Le moral économique s’est d’ailleurs dégradé en mars. L’indice mensuel du sentiment économique des vingt pays partageant l’euro s’est établi à 95,2, en deçà des 97,0 attendus par les analystes. En février, cet indice s'élevait encore à 96,3. Quant à la confiance des consommateurs, elle reste inchangée à -14,5.

  • Une inflation maitrisée 

Une lueur d’espoir émane toutefois du marché de l’emploi. Le taux de chômage dans la zone euro s’est replié à 6,1 % en février, contre 6,2 % en janvier 2025, alors qu’il était attendue stable. Par rapport à février 2024, où il s’élevait à 6,5 %, la tendance à la baisse se confirme. Le PMI manufacturier affiche également une surprise positive, remontant de 47,6 à 48,7, tandis que le secteur des services déçoit avec un indice de 50,4.

L’inflation, mesurée par l’indice des prix à la consommation harmonisé (IPCH), a progressé de 2,2 % sur un an en mars, conformément aux attentes, contre 2,3 % en février. En excluant les éléments les plus volatils que sont l’alimentation non transformée et l'énergie, l’inflation sous-jacente s’est établie à 2,4 %, en deçà des 2,5 % anticipés, contre 2,6 % le mois précédent.

Malgré quelques signaux encourageants, l'économie européenne demeure sous tension, ballottée entre incertitudes et espoirs mesurés. La vigilance reste donc de mise pour les mois à venir.

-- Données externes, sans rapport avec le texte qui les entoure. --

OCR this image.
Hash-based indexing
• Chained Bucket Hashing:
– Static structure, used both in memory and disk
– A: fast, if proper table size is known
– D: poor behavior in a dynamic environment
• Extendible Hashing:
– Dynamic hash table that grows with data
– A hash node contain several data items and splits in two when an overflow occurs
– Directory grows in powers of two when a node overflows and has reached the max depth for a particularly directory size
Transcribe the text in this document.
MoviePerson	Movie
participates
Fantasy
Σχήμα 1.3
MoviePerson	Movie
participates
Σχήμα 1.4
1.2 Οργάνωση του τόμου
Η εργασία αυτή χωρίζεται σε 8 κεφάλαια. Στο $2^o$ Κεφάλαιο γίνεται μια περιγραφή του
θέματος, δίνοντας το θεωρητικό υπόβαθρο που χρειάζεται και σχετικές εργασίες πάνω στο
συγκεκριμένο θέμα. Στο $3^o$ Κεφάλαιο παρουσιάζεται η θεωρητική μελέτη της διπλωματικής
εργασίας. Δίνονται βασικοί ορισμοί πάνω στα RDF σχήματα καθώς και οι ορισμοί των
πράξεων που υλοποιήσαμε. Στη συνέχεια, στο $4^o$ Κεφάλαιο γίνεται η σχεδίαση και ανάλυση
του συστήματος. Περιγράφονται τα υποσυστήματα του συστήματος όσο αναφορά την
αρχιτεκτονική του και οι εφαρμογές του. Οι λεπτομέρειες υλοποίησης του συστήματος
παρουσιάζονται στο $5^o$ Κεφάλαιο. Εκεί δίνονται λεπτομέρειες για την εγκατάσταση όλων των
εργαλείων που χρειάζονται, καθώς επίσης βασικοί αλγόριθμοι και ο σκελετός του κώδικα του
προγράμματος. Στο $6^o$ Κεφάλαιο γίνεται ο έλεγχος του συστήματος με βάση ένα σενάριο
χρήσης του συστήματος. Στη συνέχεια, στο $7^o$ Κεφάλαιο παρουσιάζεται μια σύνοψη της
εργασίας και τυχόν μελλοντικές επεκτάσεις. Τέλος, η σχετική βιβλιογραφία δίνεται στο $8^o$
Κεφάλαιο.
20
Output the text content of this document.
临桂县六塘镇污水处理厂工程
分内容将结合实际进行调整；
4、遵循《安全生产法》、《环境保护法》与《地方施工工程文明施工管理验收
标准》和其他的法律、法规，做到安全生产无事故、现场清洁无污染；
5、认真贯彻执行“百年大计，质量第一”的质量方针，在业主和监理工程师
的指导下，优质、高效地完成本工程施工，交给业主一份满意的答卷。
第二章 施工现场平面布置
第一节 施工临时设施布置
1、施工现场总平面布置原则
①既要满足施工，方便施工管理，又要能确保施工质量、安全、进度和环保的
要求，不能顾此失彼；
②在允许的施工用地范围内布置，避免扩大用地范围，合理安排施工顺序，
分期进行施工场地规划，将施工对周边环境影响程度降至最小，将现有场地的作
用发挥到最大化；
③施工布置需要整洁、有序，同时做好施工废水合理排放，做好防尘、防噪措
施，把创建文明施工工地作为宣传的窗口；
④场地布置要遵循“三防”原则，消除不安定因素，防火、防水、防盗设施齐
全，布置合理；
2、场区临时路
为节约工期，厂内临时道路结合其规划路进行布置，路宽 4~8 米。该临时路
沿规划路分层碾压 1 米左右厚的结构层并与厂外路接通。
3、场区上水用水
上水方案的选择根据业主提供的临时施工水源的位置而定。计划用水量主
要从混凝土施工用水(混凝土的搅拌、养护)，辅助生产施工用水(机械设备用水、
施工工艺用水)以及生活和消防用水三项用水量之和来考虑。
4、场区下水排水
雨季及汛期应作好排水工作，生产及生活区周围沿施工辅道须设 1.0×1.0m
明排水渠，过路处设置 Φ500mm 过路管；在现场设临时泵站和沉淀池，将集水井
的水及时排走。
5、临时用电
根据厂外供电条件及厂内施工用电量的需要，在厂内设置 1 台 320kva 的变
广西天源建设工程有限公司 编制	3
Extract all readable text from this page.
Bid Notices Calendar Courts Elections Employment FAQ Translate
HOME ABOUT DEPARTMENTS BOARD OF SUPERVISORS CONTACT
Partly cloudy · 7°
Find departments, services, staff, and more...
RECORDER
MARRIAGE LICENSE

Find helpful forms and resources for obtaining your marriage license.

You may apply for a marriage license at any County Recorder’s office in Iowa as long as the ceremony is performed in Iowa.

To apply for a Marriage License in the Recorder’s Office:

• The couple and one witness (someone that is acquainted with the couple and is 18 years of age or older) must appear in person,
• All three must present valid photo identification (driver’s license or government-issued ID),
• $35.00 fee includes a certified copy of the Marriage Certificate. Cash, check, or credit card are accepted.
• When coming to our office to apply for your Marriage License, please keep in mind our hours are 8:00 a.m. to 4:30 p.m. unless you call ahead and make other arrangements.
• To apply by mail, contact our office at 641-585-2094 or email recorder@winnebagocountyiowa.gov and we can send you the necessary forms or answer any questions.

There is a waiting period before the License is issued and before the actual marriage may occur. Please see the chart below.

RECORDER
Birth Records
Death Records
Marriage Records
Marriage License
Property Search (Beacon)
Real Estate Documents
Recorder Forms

  • L’Europe lance la course à l’armement

Le discours prononcé par le vice-président JD Vance lors de la Conférence de Munich sur la sécurité a eu l'effet d'un véritable électrochoc pour les nations européennes. En effet, il y a déclaré que les garanties de sécurité offertes par les États-Unis seraient désormais subordonnées à l'adoption des priorités politiques américaines.

Cette annonce n’a pas laissé les institutions européennes indifférentes. Elles ont réagi promptement. Ursula von der Leyen, Présidente de la Commission européenne, a présenté un ambitieux plan d’investissement de 800 milliards d’euros, visant à « réarmer l’Europe ».

Cependant, il convient de noter que cette somme ne constitue pas une enveloppe budgétaire supplémentaire, ce qui aurait été difficile à envisager étant donné que les 750 milliards du plan « Renew » de 2020 peinent à être utilisés. Il s'agit en réalité d'une réaffectation de dépenses liées au réarmement, retirées du cadre contraignant du pacte de stabilité.

À cela s'ajoute l'initiative européenne ReArm, qui prévoit 150 milliards d’euros sous forme de prêts pour stimuler les investissements dans la défense.

  • L’Allemagne active son plan de relance

Attendu depuis longtemps, l'Allemagne a dégainé son « bazooka » budgétaire et rompt (enfin) avec la doctrine d’austérité budgétaire du pays.

Le plan de Friedrich Merz se décline en trois grandes mesures. D’une part une exemption de l’application du « frein à l’endettement » pour les dépenses de défense. D’autre part, le lancement d’un fonds de 500 milliards d’euros destiné à la modernisation des infrastructures. Parmi cette somme, 100 milliards seront alloués à des projets visant à soutenir la transition climatique.

Enfin, une augmentation des déficits structurels est également prévue pour les Länder.

Si Berlin atteint son objectif de consacrer 3 à 3,5 % de son PIB à la défense, plus de 1 500 milliards d'euros pourraient être investis en à peine dix ans dans ce secteur.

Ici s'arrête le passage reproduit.